There remains to define this process of depersonalization and its relation to the sense of tradition…
— to the extent that the process of the poet is one with the poet’s progress through the sentences which make up her or his poem, I suspect Eliot was referring to the identical process I spoke of above, involving at least the provisional suspension of intention, consciousness, and reason, i.e., personality. Moreover I suspect Winters recognized it as such. And on the strength of that recognition, he condemned the author.
In his book Hart Crane and the Homosexual Text, the late Thomas Yingling cites a passage from Crane’s 1925 essay, “General Aims and Theories,” as expressing the very opposite of what Eliot, above, was calling for.
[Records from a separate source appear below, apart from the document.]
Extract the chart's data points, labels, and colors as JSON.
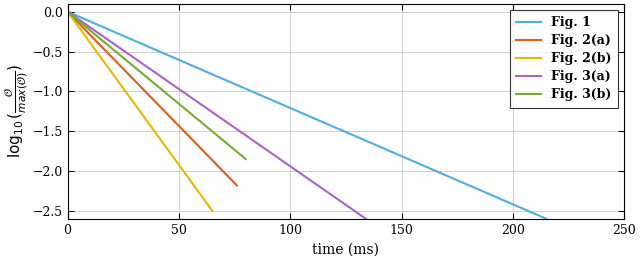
{
  "lines": [
    {
      "label": "Fig. 1",
      "color": "#4daedf",
      "x_end": 215,
      "y_end": -2.6,
      "linewidth": 1.5
    },
    {
      "label": "Fig. 2(a)",
      "color": "#d95f1a",
      "x_end": 76,
      "y_end": -2.18,
      "linewidth": 1.5
    },
    {
      "label": "Fig. 2(b)",
      "color": "#e6b800",
      "x_end": 65,
      "y_end": -2.5,
      "linewidth": 1.5
    },
    {
      "label": "Fig. 3(a)",
      "color": "#b060c8",
      "x_end": 135,
      "y_end": -2.62,
      "linewidth": 1.5
    },
    {
      "label": "Fig. 3(b)",
      "color": "#77ac30",
      "x_end": 80,
      "y_end": -1.85,
      "linewidth": 1.5
    }
  ],
  "xlim": [
    0,
    250
  ],
  "ylim": [
    -2.6,
    0.1
  ],
  "xticks": [
    0,
    50,
    100,
    150,
    200,
    250
  ],
  "yticks": [
    0,
    -0.5,
    -1.0,
    -1.5,
    -2.0,
    -2.5
  ],
  "xlabel": "time (ms)",
  "legend_loc": "upper right",
  "grid_color": "#c8c8c8",
  "background_color": "#ffffff",
  "legend_fontsize": 9,
  "axis_fontsize": 10,
  "tick_fontsize": 9,
  "figwidth": 6.4,
  "figheight": 2.6
}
Crane put together these notes for Eugene O’Neill when O’Neill was contemplating writing an introduction to Crane’s first collection, White Buildings: “It seems to me that the poet will accidentally define his times well enough simply by reacting honestly and to the full extent of his sensibilities to the states of passion, experience and rumination that fate forces on him, first hand.”
I think, however, that the notion of an accidental definition, the idea of an honest reaction to the states of passion, experience, and rumination to the full extent of his sensibilities is a poet speaking of, yet again, the identical creative experience in which intention (or whatever produces the “intention” effect), consciousness, and reason must not be employed too early — before there is material for them to accept or reject — and are signs that Crane and Eliot are speaking of the same phenomenon. The difference in how they speak about it has to do with what, as it were, each sees as fueling what I have called that “ill-understood faculty of mind” that first produces language. In 1919, Eliot saw it as literature. In 1925, Crane saw it as passion, experience, and rumination.